Bruce Caldwell (left) and Gabriel Heaton (right).

 

Bruce Caldwell is a research professor of economics and the director of the Center for the History of Political Economy at Duke University. He is the author of Beyond Positivism: Economic Methodology in the Twentieth Century (1982), and of Hayek’s Challenge: An Intellectual Biography of F. A. Hayek (2004). Since 2002 he has served as the general editor of The Collected Works of F. A. Hayek. A past president of the History of Economics Society and the Southern Economic Association, Caldwell has held research fellowships at New York University, Cambridge University, and the London School of Economics. He is currently working on a full biography of Hayek.

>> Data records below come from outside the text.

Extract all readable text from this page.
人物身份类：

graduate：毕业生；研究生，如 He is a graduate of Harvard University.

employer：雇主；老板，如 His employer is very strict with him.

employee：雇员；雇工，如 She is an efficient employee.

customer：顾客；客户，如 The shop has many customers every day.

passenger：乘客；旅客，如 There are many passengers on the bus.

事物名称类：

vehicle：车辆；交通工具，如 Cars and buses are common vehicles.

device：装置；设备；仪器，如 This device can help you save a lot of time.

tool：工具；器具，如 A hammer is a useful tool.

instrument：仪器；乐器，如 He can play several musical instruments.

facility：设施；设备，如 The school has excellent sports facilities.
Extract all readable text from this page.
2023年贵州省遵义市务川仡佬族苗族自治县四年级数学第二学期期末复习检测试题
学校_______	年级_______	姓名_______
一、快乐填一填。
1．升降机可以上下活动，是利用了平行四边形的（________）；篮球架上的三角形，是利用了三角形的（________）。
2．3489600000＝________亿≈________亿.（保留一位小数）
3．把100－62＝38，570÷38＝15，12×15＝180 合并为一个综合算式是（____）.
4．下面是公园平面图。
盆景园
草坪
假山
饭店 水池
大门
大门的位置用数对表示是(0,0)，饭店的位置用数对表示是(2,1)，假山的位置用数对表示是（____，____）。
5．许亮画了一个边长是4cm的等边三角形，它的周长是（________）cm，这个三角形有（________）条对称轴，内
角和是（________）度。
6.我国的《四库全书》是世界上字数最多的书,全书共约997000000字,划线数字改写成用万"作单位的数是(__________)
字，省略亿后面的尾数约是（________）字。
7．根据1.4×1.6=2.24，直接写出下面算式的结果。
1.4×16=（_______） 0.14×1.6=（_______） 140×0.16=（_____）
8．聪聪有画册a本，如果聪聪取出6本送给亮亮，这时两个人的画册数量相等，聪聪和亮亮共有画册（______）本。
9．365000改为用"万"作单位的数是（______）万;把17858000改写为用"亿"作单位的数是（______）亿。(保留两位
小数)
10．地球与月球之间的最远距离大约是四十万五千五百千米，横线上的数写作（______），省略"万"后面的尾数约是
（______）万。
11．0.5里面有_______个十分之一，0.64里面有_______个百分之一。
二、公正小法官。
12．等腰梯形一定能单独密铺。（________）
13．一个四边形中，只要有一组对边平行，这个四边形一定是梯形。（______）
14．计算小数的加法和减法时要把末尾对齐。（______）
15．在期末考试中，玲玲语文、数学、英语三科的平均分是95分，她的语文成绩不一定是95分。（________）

Gabriel Heaton is a director and specialist in the Department of Books and Manuscripts at Sotheby’s, London. He was educated at the Universities of Durham and Cambridge and has worked at Sotheby’s since 2005, where he has handled major literary manuscripts by John Donne, Jane Austen, and Samuel Beckett; leaves from The Origin of Species and the nonsense poems of John Lennon; historical documents by figures from Elizabeth I to Mahatma Gandhi; and more unusual items such as an Elizabethan book of spells and Oliver Cromwell’s coffin plate. He has sold four Nobel Prizes in the past and is the lead specialist on Sotheby’s auction of Friedrich von Hayek: His Nobel Prize and Family Collection.

 

A signed photograph of Friedrich Hayek meeting President Ronald Reagan, and a set of presentation presidential cufflinks, from Reagan, with the Seal of the President on the front and signature engraved on the reverse. Courtesy of Sotheby’s.

 

 

Desktop ephemera and personal effects including 3 passports, a driver’s license, two compasses, one diary dated 1976, a Churchill Toby Jug, a bust of Adam Smith, and various other items. Courtesy of Sotheby’s.

 

Friedrick Hayek’s Smith-Corona Model S typewriter, manufactured c. 1933–1934. Courtesy of Sotheby’s.

 

The Wealth of Nations volumes 1 and 2 by Adam Smith, published by J. M. Dent, E.P. Dutton & Co., 1912. Courtesy of Sotheby’s.